Menurut riset etnolinguistik itu, istilah Simpakng diambil dari nama sungai di Kec. Teluk Melanau yang berjarak kurang lebih 70 kilometer dari tempat tinggal orang Simpakng. Namun berdasarkan sejarah asal usulnya, orang Simpakng pernah tinggal di daerah aliran Sungai Simpakng. Mereka menyebut diri mereka orang Simpakng atau Banua Simpakng sebagai nama kolektif masyarakat yang bermukim di sepanjang daerah aliran Sungai Banjur, Baram dan Kualatn. Di Banua Simpakng, setiap DAS tadi cenderung memiliki ciri bahasa yang sedikit berbeda dalam intonasi, langgam dan kosa-kata tertentu saja.
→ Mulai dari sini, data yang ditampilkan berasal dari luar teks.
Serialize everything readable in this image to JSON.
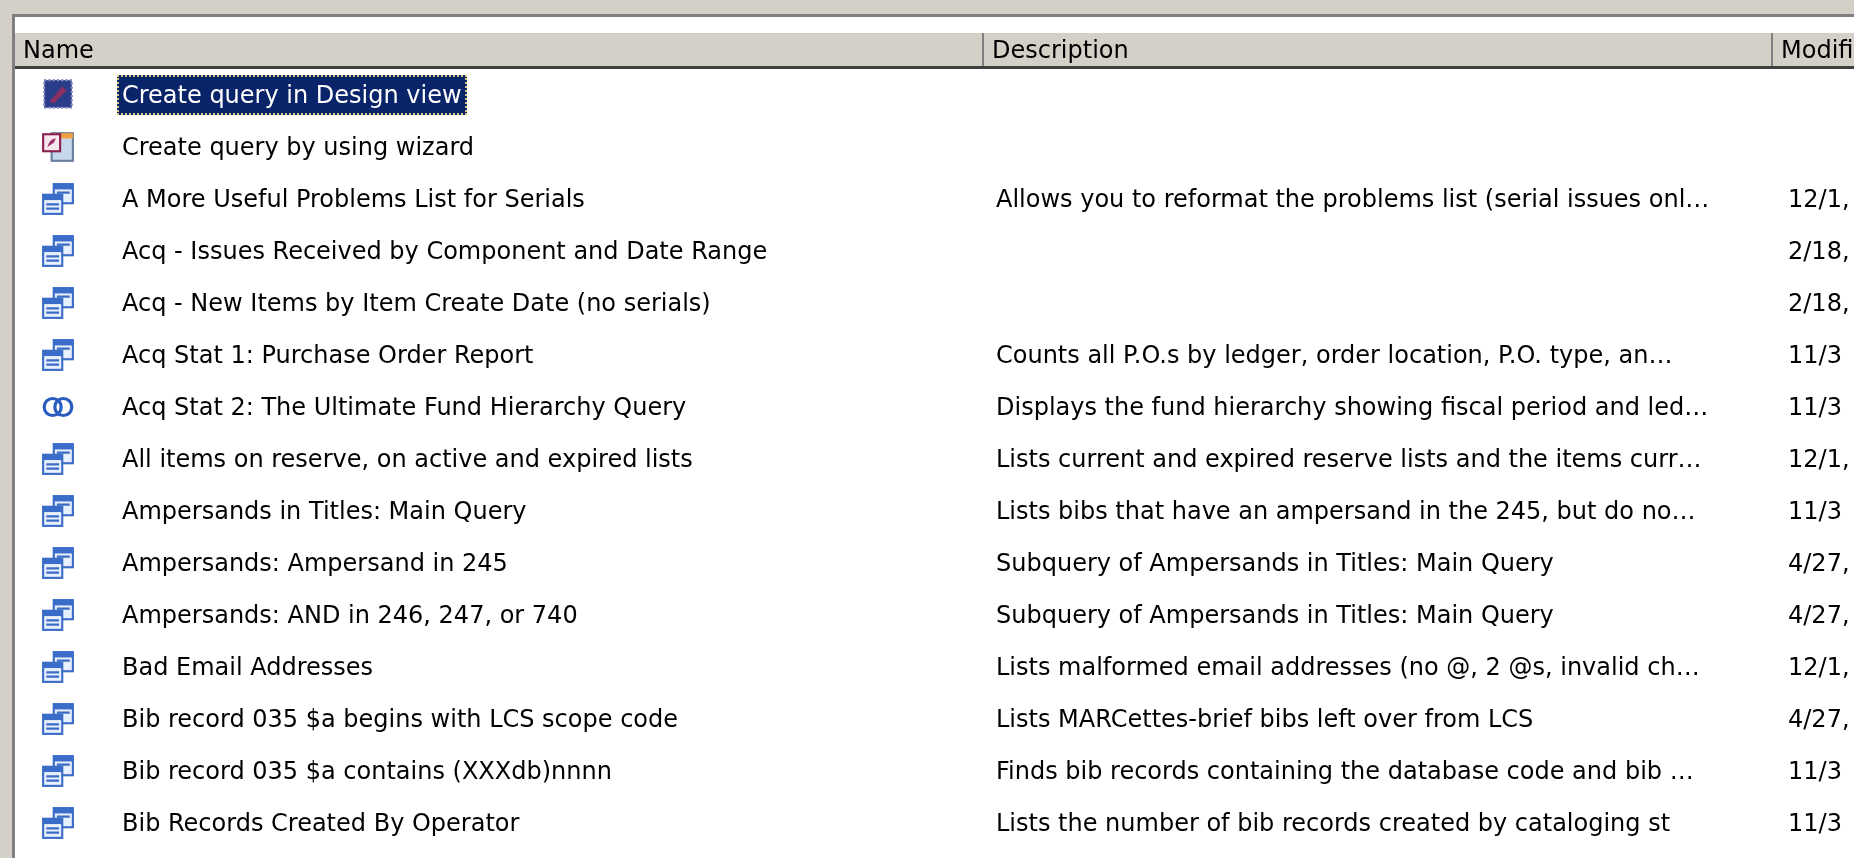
{
  "table": {
    "columns": [
      {
        "label": "Name"
      },
      {
        "label": "Description"
      },
      {
        "label": "Modifi"
      }
    ],
    "rows": [
      {
        "kind": "design",
        "name": "Create query in Design view",
        "selected": true
      },
      {
        "kind": "wizard",
        "name": "Create query by using wizard",
        "selected": false
      },
      {
        "kind": "query",
        "name": "A More Useful Problems List for Serials",
        "description": "Allows you to reformat the problems list (serial issues onl…",
        "modified": "12/1,",
        "selected": false
      },
      {
        "kind": "query",
        "name": "Acq - Issues Received by Component and Date Range",
        "modified": "2/18,",
        "selected": false
      },
      {
        "kind": "query",
        "name": "Acq - New Items by Item Create Date (no serials)",
        "modified": "2/18,",
        "selected": false
      },
      {
        "kind": "query",
        "name": "Acq Stat 1: Purchase Order Report",
        "description": "Counts all P.O.s by ledger, order location, P.O. type, an…",
        "modified": "11/3",
        "selected": false
      },
      {
        "kind": "union",
        "name": "Acq Stat 2: The Ultimate Fund Hierarchy Query",
        "description": "Displays the fund hierarchy showing fiscal period and led…",
        "modified": "11/3",
        "selected": false
      },
      {
        "kind": "query",
        "name": "All items on reserve, on active and expired lists",
        "description": "Lists current and expired reserve lists and the items curr…",
        "modified": "12/1,",
        "selected": false
      },
      {
        "kind": "query",
        "name": "Ampersands in Titles: Main Query",
        "description": "Lists bibs that have an ampersand in the 245, but do no…",
        "modified": "11/3",
        "selected": false
      },
      {
        "kind": "query",
        "name": "Ampersands: Ampersand in 245",
        "description": "Subquery of Ampersands in Titles: Main Query",
        "modified": "4/27,",
        "selected": false
      },
      {
        "kind": "query",
        "name": "Ampersands: AND in 246, 247, or 740",
        "description": "Subquery of Ampersands in Titles: Main Query",
        "modified": "4/27,",
        "selected": false
      },
      {
        "kind": "query",
        "name": "Bad Email Addresses",
        "description": "Lists malformed email addresses (no @, 2 @s, invalid ch…",
        "modified": "12/1,",
        "selected": false
      },
      {
        "kind": "query",
        "name": "Bib record 035 $a begins with LCS scope code",
        "description": "Lists MARCettes-brief bibs left over from LCS",
        "modified": "4/27,",
        "selected": false
      },
      {
        "kind": "query",
        "name": "Bib record 035 $a contains (XXXdb)nnnn",
        "description": "Finds bib records containing the database code and  bib …",
        "modified": "11/3",
        "selected": false
      },
      {
        "kind": "query",
        "name": "Bib Records Created By Operator",
        "description": "Lists the number of bib records created by cataloging st",
        "modified": "11/3",
        "selected": false
      }
    ]
  }
}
Secara kebahasaan Subsuku Dayak Simpakng tergolong dalam rumpun Bidayuhik (Ibid, 2008).
PENUTUP
Konflik tanah atau konflik tenurial di wilayah adat orang Simpakng di atas melibatkan aktor dari pihak perusahaan swasta, pemerintah, dan warga masyarakat. Perluasan perkebunan kelapa sawit, kebun HTI dan tambang yang abai dengan perlindungan dan pemenuhan hak asasi manusia memperparah hubungan konflik tersebut. Apalagi jika dilakukan dengan merampas dan menggusur.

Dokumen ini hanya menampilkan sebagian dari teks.